Dance talk notes: the Joyce

In the 2002 issue of the annual magazine called Finnish Dance in Focus (designed with an eye toward bringing Finnish dance to the rest of the world), editor-in-chief Minna Tawast raised the question: does a dance work have a nationality? This question, posed in the year of the eightieth anniversary of the Finnish National Ballet, is not one to be taken lightly. Dancers, scholars, and audience members would endlessly debate the same question if posed about dance here in the United States. (Would our national dance be tap? a Balanchine ballet? a modern dance work by Isadora Duncan, Martha Graham, or Merce Cunningham? square dance? hip hop?) Through interviews and conversations and observations with artists and dance writers, Tawast lists identifying traits of Finnish-ness to a set of characteristics for dance.

These characteristics can be found in the overall aesthetics and the dance artist’s relationship to space and the body. Also the humour is often distinctive. These elements include factors familiar to mythical Finnishness: the dry humor, physical isolation, quietness and a passionate relationship with light after the long dark winter. Another choreographic feature noted was a strong relationship with nature, as “urbanisation has only occurred recently, and almost all Finns have, up until the last decade, had relatives in the countryside or forest areas.” Finland’s relative geographic isolation – so close to Russia and not terribly close to anything else – perhaps made it possible to develop a choreographic and stylistic dance form in a relatively pure way, free from outside influences.
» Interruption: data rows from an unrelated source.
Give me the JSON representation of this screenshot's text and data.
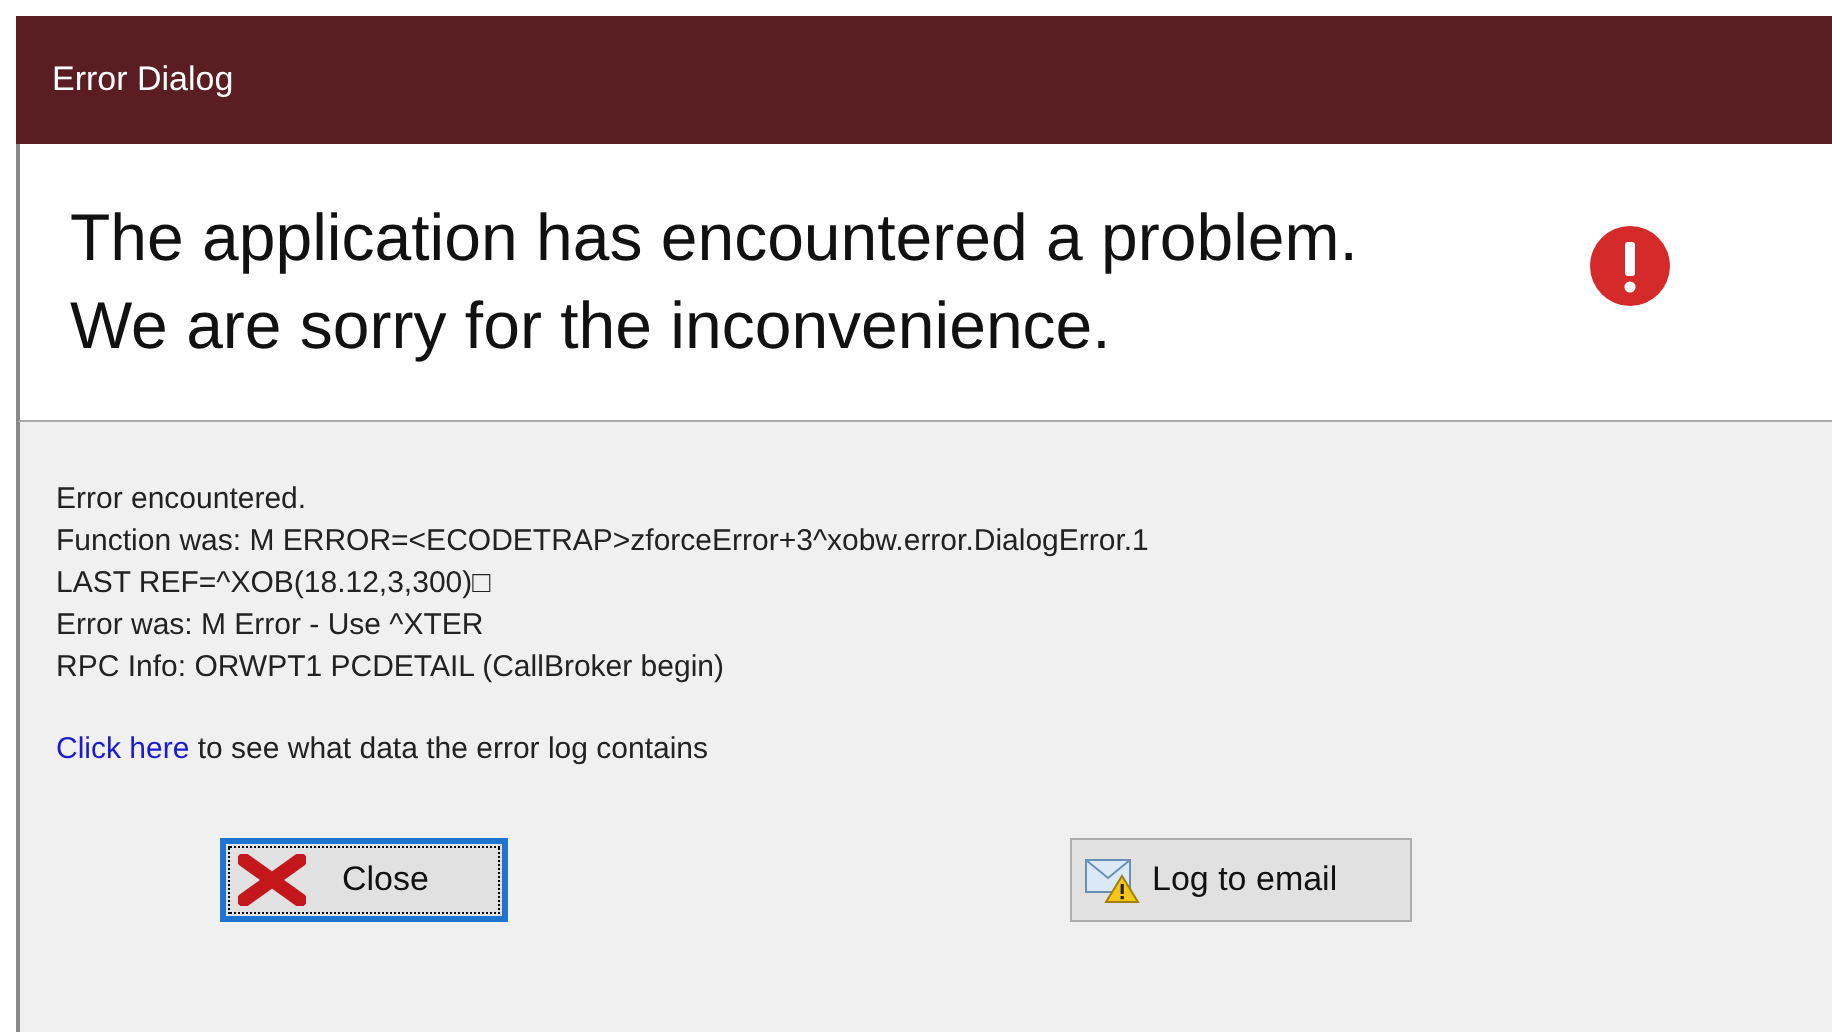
{
  "window": {
    "title": "Error Dialog"
  },
  "header": {
    "lines": [
      "The application has encountered a problem.",
      "We are sorry for the inconvenience."
    ]
  },
  "details": [
    "Error encountered.",
    "Function was: M  ERROR=<ECODETRAP>zforceError+3^xobw.error.DialogError.1",
    "LAST REF=^XOB(18.12,3,300)□",
    "Error was: M Error - Use ^XTER",
    "RPC Info: ORWPT1 PCDETAIL (CallBroker begin)"
  ],
  "log_link": {
    "link": "Click here",
    "text": "to see what data the error log contains"
  },
  "buttons": [
    {
      "label": "Close",
      "kind": "close",
      "focused": true
    },
    {
      "label": "Log to email",
      "kind": "email",
      "focused": false
    }
  ]
}
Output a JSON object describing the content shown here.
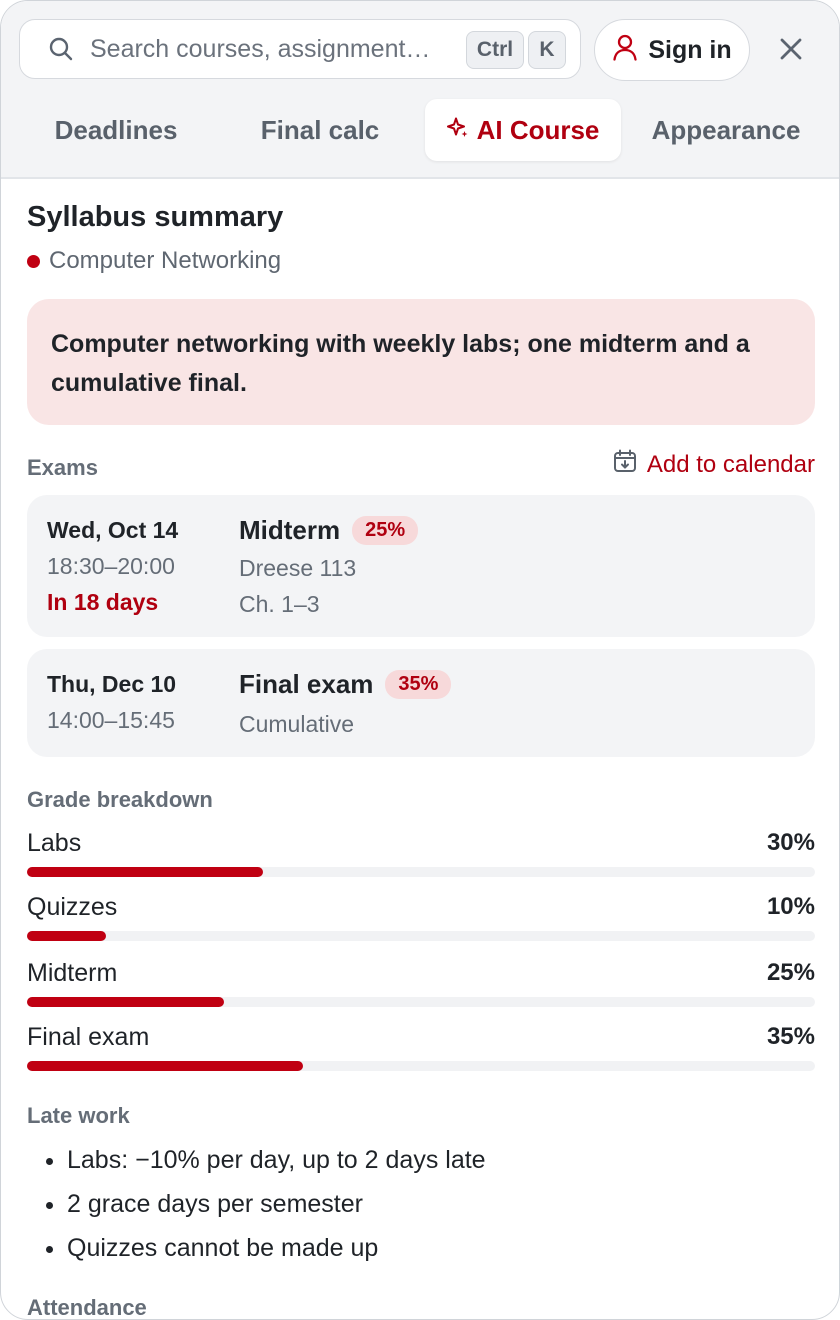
{
  "search": {
    "placeholder": "Search courses, assignment…",
    "shortcut_keys": [
      "Ctrl",
      "K"
    ]
  },
  "header": {
    "sign_in_label": "Sign in"
  },
  "tabs": [
    {
      "label": "Deadlines",
      "active": false
    },
    {
      "label": "Final calc",
      "active": false
    },
    {
      "label": "AI Course",
      "active": true,
      "icon": "sparkle-icon"
    },
    {
      "label": "Appearance",
      "active": false
    }
  ],
  "syllabus": {
    "title": "Syllabus summary",
    "course_name": "Computer Networking",
    "summary": "Computer networking with weekly labs; one midterm and a cumulative final."
  },
  "exams": {
    "label": "Exams",
    "add_to_calendar": "Add to calendar",
    "items": [
      {
        "date": "Wed, Oct 14",
        "time": "18:30–20:00",
        "relative": "In 18 days",
        "name": "Midterm",
        "weight": "25%",
        "details": [
          "Dreese 113",
          "Ch. 1–3"
        ]
      },
      {
        "date": "Thu, Dec 10",
        "time": "14:00–15:45",
        "relative": "",
        "name": "Final exam",
        "weight": "35%",
        "details": [
          "Cumulative"
        ]
      }
    ]
  },
  "grade_breakdown": {
    "label": "Grade breakdown",
    "items": [
      {
        "name": "Labs",
        "percent_label": "30%",
        "percent": 30
      },
      {
        "name": "Quizzes",
        "percent_label": "10%",
        "percent": 10
      },
      {
        "name": "Midterm",
        "percent_label": "25%",
        "percent": 25
      },
      {
        "name": "Final exam",
        "percent_label": "35%",
        "percent": 35
      }
    ]
  },
  "late_work": {
    "label": "Late work",
    "items": [
      "Labs: −10% per day, up to 2 days late",
      "2 grace days per semester",
      "Quizzes cannot be made up"
    ]
  },
  "attendance": {
    "label": "Attendance"
  },
  "colors": {
    "accent": "#c00012",
    "accent_text": "#b00010",
    "summary_bg": "#f9e5e5",
    "card_bg": "#f3f4f6"
  }
}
For a long time, theatrical dance was considered a sin by the predominantly Christian Finland. Of the little written records that document Finnish dance from pre-19th century, most of it was folk dance, associated with fertility and agriculture and typically separated by gender. By the late 19th century, dancers who had trained in Russia and Europe were quite welcome and in 1908, Isadora Duncan made a huge splash in Helsinki. The national opera company established regular ballet classes by the 1920s, establishing what is now the Finnish National Ballet.

Tero Saarinen came to forefront of Finnish dance first as a dancer, performing as a soloist with the National Ballet. However, the geographic isolation led Saarinen to search for something beyond the national idea of dance. After seven years with the well-established national ballet company, he left in 1992 and headed to Japan and Nepal. In an interview with Ballett-Tanz International in 2005, Saarinen remarked: “People told me it was a courageous move, since dancers outside the National Ballet are not well provided for, but I did not see it as courageous, I simply had to do it because I felt limited as a male dancer. There was a limited concept of manhood and suitable roles and I wanted to soak up other influences and experience different dance realities. I had an urge to go abroad and widen my horizons.”

In Japan, Saarinen studied butoh, a form of dance that emerged after World War II. Sometimes referred to the dance of darkness, butoh combines elements of traditional Japanese theatre, with mime and Ausdruckstanz. After dancing the repertoire of a male lead in a ballet company, the glacial pacing, contorted limbs, and sense of ritual stunned and nourished Saarinen. In addition to his training in Japan, Saarinen also studied traditional Nepalese dance in Katmandu. Of that experience, Saarinen says: “That really taught me I have fingers and toes. Fingers and toes sometimes seem dead in ballet.”

One of the most important lessons that Saarinen took away from his experience with butoh is a sense of respect for his own history. He quotes his teacher, Kazuo Ohno, one of the foremost butoh practitioners as saying, “I am dancing on top of my ancestors.”

This respect for tradition and personal history manifests not just in Saarinen’s dancing, but also in his choreography. After his expeditions into other dance traditions, Saarinen returned to Finland and founded Tero Saarinen Company in 1996. Based in Helsinki and originally called Company Toothpick, Saarinen founded it as a place to regularly stage his own choreography. He also has works in the repertories of internationally acclaimed companies such as Nederlands Dans Theatre and Göteberg Ballet.

While feeling utterly contemporary in their full throttle physicality, Saarinen’s works echo the past. Threading through Saarinen’s works are echoes of a shared danced and musical history. The signature solo HUNT (2002) takes on Stravinsky’s Sacre du Printemps. Saarinen himself absorbs the music, twisting, staggering, and made buoyant by the rhythms. In contrast to the individual exploration of HUNT, Scheme of Things (2009) delves into the patterns of human interactions and relationships.

No matter where his choreographic inquiry takes him, Saarinen finds collaborators to contribute to his vision – costume designers and composers, multimedia artists and perhaps most importantly, lighting designers. Saarinen told Jack Anderson of The New York Times: “Light’s important in Finland – how we use it, how we react to it. Because of our geographical location, we spend half the year almost entirely under artificial light. Then we have almost 24 hours of real light daily. That must affect our mentality somehow.”

Off kilter and out of balance, grounded and then suspended, simultaneously awkward and graceful, the dancers of Tero Saarinen come out of physical and geographic isolation to forge a collective. A collective that makes room for us all, as witnesses and as participants, as individuals.